Parents learning English also help their children
Arizona Republic
Mar. 5, 2005

Anyone who has tried to learn a second language can relate to the tongue-tripping embarrassment of flubbed verbs and faulty grammar. For a parent, that embarrassment turns to real frustration when miscommunication costs your child's education.

Earlier this week, I met some parents in the Peoria Unified School District who meet two evenings every week to learn English and, in the process, help their children in school.

Ira A. Murphy Elementary is one of two schools that began offering English classes last fall and prompted the district to add low-cost adult English classes in six more schools. Anne Buhrmann, a Title 1 teacher at the school, started the English classes through a partnership with Glendale Community College after finding that many parents wanted to learn the language.

"They don't want to rely on their children to interpret for them," Buhrmann said. "They want to be able to talk for themselves."

Many of the students returned this semester, like Maria Salgado, who hopes to help her third-grader with his homework more and use her English skills at work.

Another parent, Mercedes Gomez, said that after living in the United States for 12 years, she is committed to learning English and is enrolled in a second class at Alta Loma Elementary.

Many of the parents said this is the first English class they could afford. With the help of federal funding, it costs $12 for each 11-week session. The parents also are grateful for the child care offered during the evening classes, which allows couples like Daniel and Maria Medina to attend together.
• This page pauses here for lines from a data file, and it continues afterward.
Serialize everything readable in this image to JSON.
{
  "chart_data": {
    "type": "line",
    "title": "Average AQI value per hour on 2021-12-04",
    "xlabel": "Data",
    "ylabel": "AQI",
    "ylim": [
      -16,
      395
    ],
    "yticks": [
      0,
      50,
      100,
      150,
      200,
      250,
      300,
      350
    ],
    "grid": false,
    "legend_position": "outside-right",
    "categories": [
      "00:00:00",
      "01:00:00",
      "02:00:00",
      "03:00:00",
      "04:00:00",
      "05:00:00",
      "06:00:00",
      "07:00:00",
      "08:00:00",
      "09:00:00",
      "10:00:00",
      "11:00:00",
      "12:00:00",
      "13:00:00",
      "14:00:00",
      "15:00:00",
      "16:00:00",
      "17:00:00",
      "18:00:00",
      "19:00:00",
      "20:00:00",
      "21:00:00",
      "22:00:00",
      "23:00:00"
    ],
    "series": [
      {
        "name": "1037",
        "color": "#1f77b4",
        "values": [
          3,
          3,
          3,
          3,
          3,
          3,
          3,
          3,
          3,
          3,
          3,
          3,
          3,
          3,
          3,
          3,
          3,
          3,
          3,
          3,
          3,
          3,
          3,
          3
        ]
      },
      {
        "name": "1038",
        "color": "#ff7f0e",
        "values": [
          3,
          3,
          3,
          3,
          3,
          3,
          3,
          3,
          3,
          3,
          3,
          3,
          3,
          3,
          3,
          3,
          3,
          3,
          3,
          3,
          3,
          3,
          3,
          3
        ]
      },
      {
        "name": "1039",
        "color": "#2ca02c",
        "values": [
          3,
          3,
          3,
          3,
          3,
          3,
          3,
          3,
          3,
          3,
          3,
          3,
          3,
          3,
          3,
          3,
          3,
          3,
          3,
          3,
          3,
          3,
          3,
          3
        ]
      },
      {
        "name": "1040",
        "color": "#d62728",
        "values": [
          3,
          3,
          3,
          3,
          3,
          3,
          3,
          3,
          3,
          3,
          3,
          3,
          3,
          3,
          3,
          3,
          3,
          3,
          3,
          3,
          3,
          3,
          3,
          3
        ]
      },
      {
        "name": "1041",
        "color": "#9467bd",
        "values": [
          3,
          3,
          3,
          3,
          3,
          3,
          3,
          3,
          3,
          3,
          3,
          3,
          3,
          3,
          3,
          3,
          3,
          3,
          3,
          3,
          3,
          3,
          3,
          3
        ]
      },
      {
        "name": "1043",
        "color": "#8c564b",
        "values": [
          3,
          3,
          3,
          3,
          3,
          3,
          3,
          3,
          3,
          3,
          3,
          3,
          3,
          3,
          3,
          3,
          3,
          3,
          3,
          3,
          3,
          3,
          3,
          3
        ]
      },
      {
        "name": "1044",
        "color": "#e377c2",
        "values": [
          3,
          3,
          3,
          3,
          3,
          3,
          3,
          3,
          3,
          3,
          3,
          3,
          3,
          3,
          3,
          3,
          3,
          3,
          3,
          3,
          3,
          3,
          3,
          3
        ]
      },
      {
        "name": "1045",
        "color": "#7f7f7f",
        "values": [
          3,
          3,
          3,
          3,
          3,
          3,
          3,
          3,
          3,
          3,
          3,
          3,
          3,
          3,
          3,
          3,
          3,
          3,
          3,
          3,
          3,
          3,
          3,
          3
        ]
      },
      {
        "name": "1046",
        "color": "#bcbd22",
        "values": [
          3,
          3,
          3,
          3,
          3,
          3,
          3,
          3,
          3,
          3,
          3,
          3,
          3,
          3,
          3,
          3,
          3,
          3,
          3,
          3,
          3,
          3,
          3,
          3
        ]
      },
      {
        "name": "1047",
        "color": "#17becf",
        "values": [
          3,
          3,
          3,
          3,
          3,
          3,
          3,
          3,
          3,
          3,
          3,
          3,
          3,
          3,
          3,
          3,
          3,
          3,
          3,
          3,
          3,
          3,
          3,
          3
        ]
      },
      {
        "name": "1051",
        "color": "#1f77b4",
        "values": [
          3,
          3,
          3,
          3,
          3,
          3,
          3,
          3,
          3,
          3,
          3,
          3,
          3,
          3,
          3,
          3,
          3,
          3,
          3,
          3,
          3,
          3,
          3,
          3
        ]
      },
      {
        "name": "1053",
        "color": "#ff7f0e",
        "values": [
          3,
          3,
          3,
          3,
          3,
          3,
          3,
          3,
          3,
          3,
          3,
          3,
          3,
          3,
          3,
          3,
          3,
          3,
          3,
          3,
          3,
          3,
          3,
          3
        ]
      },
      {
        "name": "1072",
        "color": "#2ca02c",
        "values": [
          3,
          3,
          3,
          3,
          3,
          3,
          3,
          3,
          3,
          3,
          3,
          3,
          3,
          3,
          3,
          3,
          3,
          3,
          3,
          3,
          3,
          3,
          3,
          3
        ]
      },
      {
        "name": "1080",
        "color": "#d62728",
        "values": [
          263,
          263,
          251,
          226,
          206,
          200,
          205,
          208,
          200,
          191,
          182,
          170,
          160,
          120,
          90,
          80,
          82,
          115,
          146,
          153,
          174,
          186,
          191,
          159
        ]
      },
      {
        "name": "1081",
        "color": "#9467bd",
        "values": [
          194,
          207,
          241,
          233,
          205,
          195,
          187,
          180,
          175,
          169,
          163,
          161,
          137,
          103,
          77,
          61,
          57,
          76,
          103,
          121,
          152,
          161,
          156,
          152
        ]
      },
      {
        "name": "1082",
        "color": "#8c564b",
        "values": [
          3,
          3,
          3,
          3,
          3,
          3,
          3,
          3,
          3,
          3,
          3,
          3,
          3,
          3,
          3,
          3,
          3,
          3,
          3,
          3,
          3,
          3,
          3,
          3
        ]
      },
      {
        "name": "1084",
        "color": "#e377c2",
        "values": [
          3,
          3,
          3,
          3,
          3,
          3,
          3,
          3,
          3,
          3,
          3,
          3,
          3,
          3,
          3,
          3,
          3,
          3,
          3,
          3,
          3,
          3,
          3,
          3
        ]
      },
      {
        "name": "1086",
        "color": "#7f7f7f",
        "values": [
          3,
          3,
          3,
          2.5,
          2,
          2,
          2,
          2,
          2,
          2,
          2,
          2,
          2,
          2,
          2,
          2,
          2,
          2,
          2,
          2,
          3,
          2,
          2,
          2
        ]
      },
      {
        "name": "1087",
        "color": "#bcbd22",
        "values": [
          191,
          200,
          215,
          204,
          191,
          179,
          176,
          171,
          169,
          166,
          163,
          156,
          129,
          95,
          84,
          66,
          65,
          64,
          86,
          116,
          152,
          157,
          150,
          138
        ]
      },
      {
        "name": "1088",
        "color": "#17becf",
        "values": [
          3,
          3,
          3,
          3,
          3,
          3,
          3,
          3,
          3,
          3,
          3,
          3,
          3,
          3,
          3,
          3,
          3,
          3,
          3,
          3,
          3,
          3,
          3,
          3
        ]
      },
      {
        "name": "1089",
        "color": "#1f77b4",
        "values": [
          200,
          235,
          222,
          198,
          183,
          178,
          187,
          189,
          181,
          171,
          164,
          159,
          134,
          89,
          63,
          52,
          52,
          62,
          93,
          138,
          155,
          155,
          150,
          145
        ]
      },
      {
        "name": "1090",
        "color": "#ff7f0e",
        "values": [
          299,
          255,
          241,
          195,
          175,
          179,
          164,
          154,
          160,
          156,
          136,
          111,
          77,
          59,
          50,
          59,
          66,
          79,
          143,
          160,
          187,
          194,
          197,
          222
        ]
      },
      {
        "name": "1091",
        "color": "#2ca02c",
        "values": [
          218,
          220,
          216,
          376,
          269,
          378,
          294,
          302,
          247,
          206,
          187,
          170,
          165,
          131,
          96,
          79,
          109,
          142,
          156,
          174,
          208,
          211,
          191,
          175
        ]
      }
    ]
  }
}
Buhrmann said she is already seeing results in the classrooms.

"The kids are more responsive because they see their parents putting education first," she said. "It's a great message to send to kids."

Stacie Crain Hacker, Peoria's director of English Acquisition Services, hopes that success spreads to the other schools that have started the program.

"We're trying to help parents help their children and themselves," she said, adding that research shows that when parents become more involved in the school, student achievement increases.

Hacker said the response was so great that two more schools were added when the program began in early February. About 115 parents enrolled in the English classes.

That response doesn't surprise Alice Estrada, director of the Center for Learning at Glendale Community College. The college has offered non-credit classes for adults in English as a second language since 1999, and the center has never had to advertise the constantly full classes.

The English classes will be offered again in the fall at Peoria schools.

"It's really important to our Hispanic parents," Buhrmann said. "It makes them feel more comfortable with the school."